Sunday, March 15, 2009

Arctic Circle by Clive Cussler and Dirk Cussler

If you have read my blog, then you already know that I'm a Clive Cussler fan! I try to get his books as they come out and I devour them.

The Prologue to Arctic Circle was good. The Franklin Expedition to find the Northwest Passage disappears. Later, it was found that both the Terror and the Erebus were stuck in the ice during a short summer. Some of the men began to exhibit insanity. Eventually, the survivors left the ships and tried to push lifeboats on sleds filled with provisions across the ice to find civilization. But men died one by one of the cold and exposure and never made it. A letter was left in a cairn of stones at one spot. This much I know to be true because I've read about it and seen documentaries on TV about this tragedy.

Cussler weaves his story around this historical event. He imagines the ships have a metal called ruthenium on board. Inuit hunters find this ship caught in the ice and take the interesting rocks with the hard silver metal in them back and sell them to a Canadian mining co-op.
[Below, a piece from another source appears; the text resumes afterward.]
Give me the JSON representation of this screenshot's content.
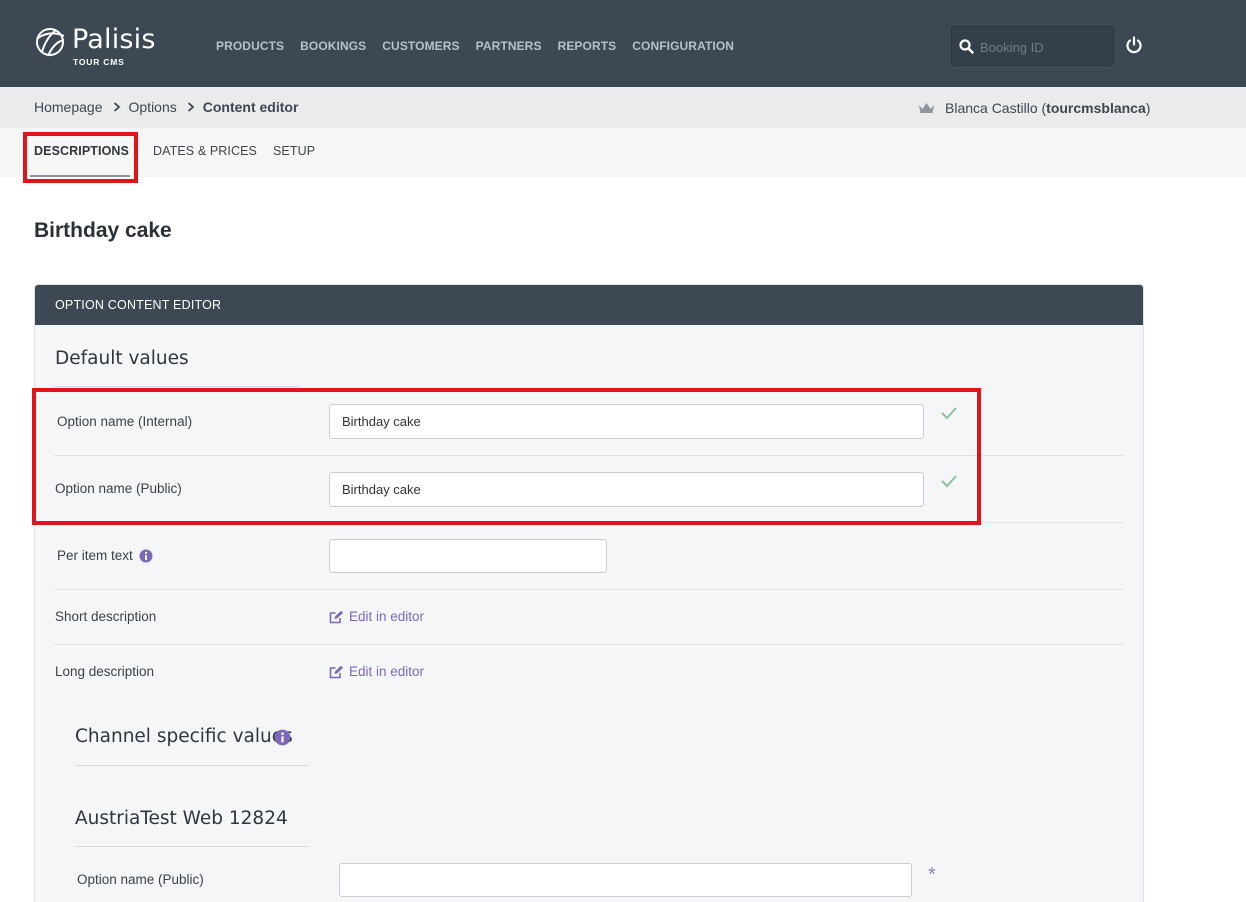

Now, modern times. Mitchell Goyette is a billionaire who is interested in how to make more billions. With global warming, more of the arctic ice is melting and revealing land and opening seaways to areas that had been, otherwise, impassable. He wants the mineral and mining rights to these areas. Canada wants to declare the Northwest Passage an internal waterway that they control rather than an international waterway open to the world. How does Mitch Goyette manipulate Canada into closing off the Northwest Passage to America? How does he machinate to get all the mining and mineral rights to these far north areas? How does Dirk Pitt stop him?

I would have to say, that this book was a little less than his normal excellence. Still a good read, lots of adventure and excitement, plausible schemes and rescues (except for the working guns on the Erebus) and a satisfying ending. But it was a little slow, after the Prologue, to get started and Dirk Pitt and his children are working on the same situation but never communicate with each other which is odd. Cussler uses all his usual characters such as Dirk's wife, Loren, Perlmutter, Al Giordino, etc. Rudi Gunn was basically mentioned but not part of the story.

I would still recommend it for everyone.